Google Chief Defends Company Amidst Controversies

Technology > IT

Amidst all of the controversies, Google's former president Eric Schmidt defended the company and elaborates its good performance / Photo by: JD Lasica via Flickr


Many people are calling for technology to be more regulated, and even their workplaces improved on matters of sexism and other problems. But even as Google sits in the middle of such controversies, Google chief Eric Schmidt has stood by his company’s decisions.

As reported by the BBC, Schmidt defended the China collaborations by saying that it was an inevitable side effect of an increasingly connected world. He said that the company involves itself with China because of the fact that they are usually able to get “many benefits” from them.

Although General Joseph Dunford, the chairman of the US Joint Chiefs of Staff, claimed that partnership with China is still something to proceed with caution on because he reasoned that Google’s work with China "indirectly benefits the Chinese military and creates a challenge for us in maintaining a competitive advantage."

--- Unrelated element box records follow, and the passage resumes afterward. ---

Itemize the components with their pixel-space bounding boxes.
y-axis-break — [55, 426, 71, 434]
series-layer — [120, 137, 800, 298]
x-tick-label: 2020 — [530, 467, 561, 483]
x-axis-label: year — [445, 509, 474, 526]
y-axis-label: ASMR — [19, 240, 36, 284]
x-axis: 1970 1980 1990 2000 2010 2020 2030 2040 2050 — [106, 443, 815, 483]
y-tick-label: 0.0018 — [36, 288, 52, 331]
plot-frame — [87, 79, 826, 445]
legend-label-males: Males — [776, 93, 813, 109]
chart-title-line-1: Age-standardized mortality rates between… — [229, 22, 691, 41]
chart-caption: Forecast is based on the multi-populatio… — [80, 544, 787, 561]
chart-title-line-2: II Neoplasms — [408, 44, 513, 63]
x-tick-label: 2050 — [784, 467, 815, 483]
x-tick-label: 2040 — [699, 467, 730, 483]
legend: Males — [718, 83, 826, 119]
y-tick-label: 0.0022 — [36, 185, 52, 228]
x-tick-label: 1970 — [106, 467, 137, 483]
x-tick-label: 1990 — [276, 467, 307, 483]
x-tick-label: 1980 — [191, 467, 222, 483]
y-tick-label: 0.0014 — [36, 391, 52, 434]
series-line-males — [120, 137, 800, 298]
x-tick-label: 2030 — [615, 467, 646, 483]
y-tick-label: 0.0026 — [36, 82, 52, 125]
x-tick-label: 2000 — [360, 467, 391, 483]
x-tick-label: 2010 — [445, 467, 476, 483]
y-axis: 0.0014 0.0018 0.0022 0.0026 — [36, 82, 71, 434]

But like many other concerns, Schmidt has dismissed this too.

Back in 2010, Google had left China in fear of censorships and cyber attacks from Beijing, but Schmidt, now 64, said he had opposed that decision because he believed that Google is better off in China. He also said it was crucial for them to stay because it would “help change China to be more open.”

Whether or not that will prove beneficial is yet to be seen, especially since there seem to be widespread decisions that Google execs are making that the employees themselves are petitioning against.

For example, a rumored search engine by the name of Dragonfly is in the docket of Google’s projects. It will reportedly align with Beijing’s requirements and as a result, has been highly controversial. It has amassed a protest of 1,400 Google employees and continues to be controversial to this day.

When asked about the Dragonfly project, Schmidt insisted that he was not aware of it solely because he was not directly involved in it. He did maintain: “I can tell you that certainly, the people who were building all these products knew about it.”